From David Pescovitz’s “The Big Picture“:
Mobile researcher John Poisson, CEO of the Fours Initiative, focuses on how cameraphones could revolutionize photography and communication — if people would only start using them more.
As the leader of Sony Corporation’s mobile media research and design groups in Tokyo, John Poisson spent two years focused on how people use cameraphones, and why they don’t use them more often.
TheFeature: What have you learned over the course of your research?
Poisson: People think of the cameraphone as a more convenient tool for digital photography, an extension of the digital camera. That’s missing the mark. The mobile phone is a communications device. The minute you attach a camera to that, and give people the ability to share the content that they’re creating in real time, the dynamic changes significantly.
TheFeature: Aren’t providers already developing applications to take advantage of that shift?
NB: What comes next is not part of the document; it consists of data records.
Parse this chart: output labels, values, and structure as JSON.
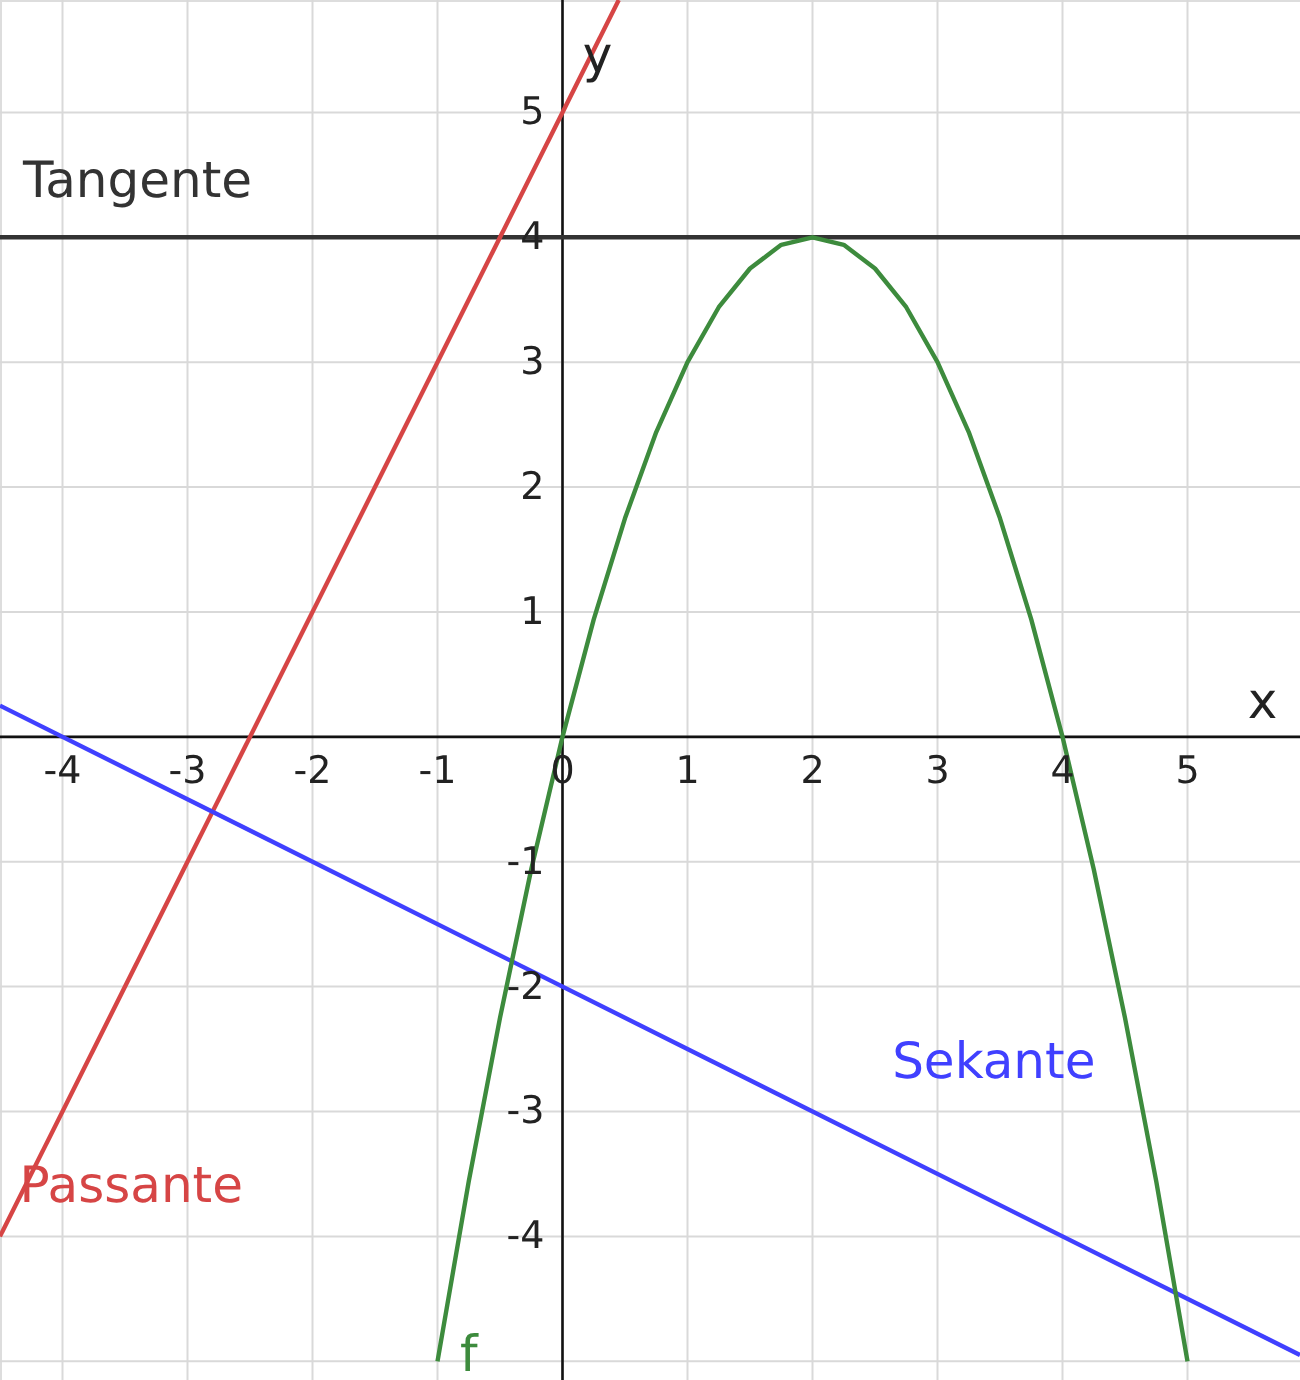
{
  "chart_data": {
    "type": "line",
    "xlabel": "x",
    "ylabel": "y",
    "xlim": [
      -4.5,
      5.9
    ],
    "ylim": [
      -5.15,
      5.9
    ],
    "xticks": [
      -4,
      -3,
      -2,
      -1,
      0,
      1,
      2,
      3,
      4,
      5
    ],
    "yticks": [
      {
        "value": -5,
        "label": null
      },
      -4,
      -3,
      -2,
      -1,
      {
        "value": 0,
        "label": null
      },
      1,
      2,
      3,
      4,
      5
    ],
    "grid": true,
    "marker": "none",
    "line_style": "solid",
    "series": [
      {
        "name": "Tangente",
        "color": "#333333",
        "x": [
          -4.5,
          5.9
        ],
        "values": [
          4,
          4
        ]
      },
      {
        "name": "Passante",
        "color": "#d64545",
        "x": [
          -4.5,
          0.45
        ],
        "values": [
          -4,
          5.9
        ]
      },
      {
        "name": "Sekante",
        "color": "#4040ff",
        "x": [
          -4.5,
          5.9
        ],
        "values": [
          0.25,
          -4.95
        ]
      },
      {
        "name": "f",
        "color": "#3d8b3d",
        "x": [
          -1,
          -0.75,
          -0.5,
          -0.25,
          0,
          0.25,
          0.5,
          0.75,
          1,
          1.25,
          1.5,
          1.75,
          2,
          2.25,
          2.5,
          2.75,
          3,
          3.25,
          3.5,
          3.75,
          4,
          4.25,
          4.5,
          4.75,
          5
        ],
        "values": [
          -5,
          -3.56,
          -2.25,
          -1.06,
          0,
          0.94,
          1.75,
          2.44,
          3,
          3.44,
          3.75,
          3.94,
          4,
          3.94,
          3.75,
          3.44,
          3,
          2.44,
          1.75,
          0.94,
          0,
          -1.06,
          -2.25,
          -3.56,
          -5
        ]
      }
    ]
  }
}
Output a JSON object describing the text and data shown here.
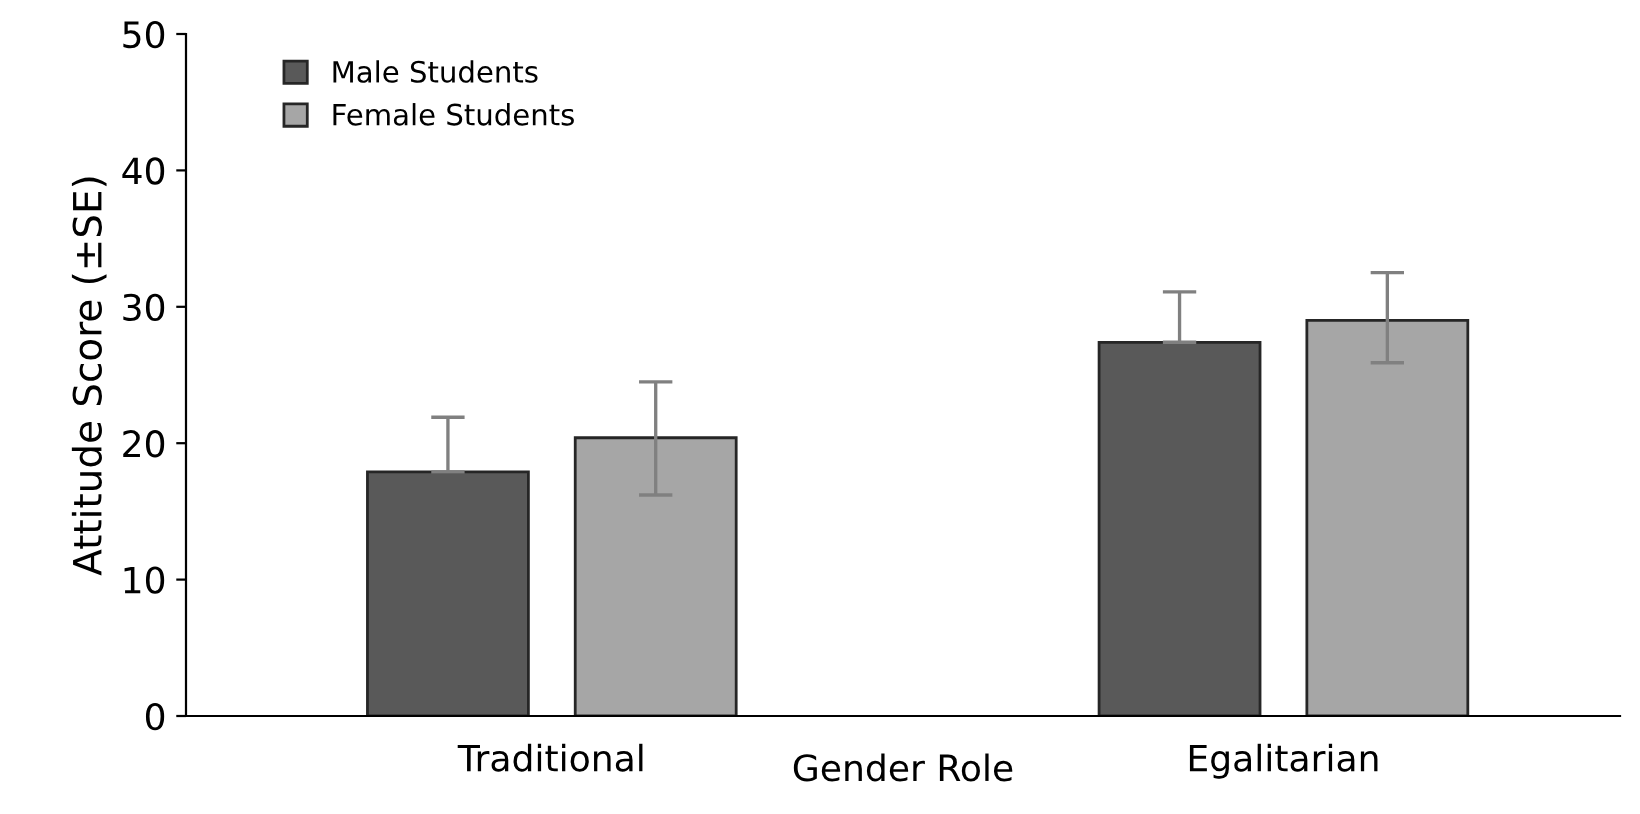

Poisson: Well, we have things like the ability to moblog, to publish pictures to a blog, which is not necessarily the most relevant model to consumers. Those tools are developed by people who understand blogging and apply it in their daily lives. But it ignores the trend that we and Mimi Ito and others are seeing as part of the evolution of photography. If you look at the way people have (historically) used cameras, it started off with portraiture and photographs of record — formalized photographs with a capital “P.” Then as the technology evolved, we had this notion of something called a snapshot, which is much more informal. People could take a higher number of pictures with not so much concern over composition. It was more about capturing an experience than photographing something. The limit of that path was the Polaroid. It was about taking the picture and sharing it instantly. What we have today is the ability to create today is a kind of distributed digital manifestation of that process.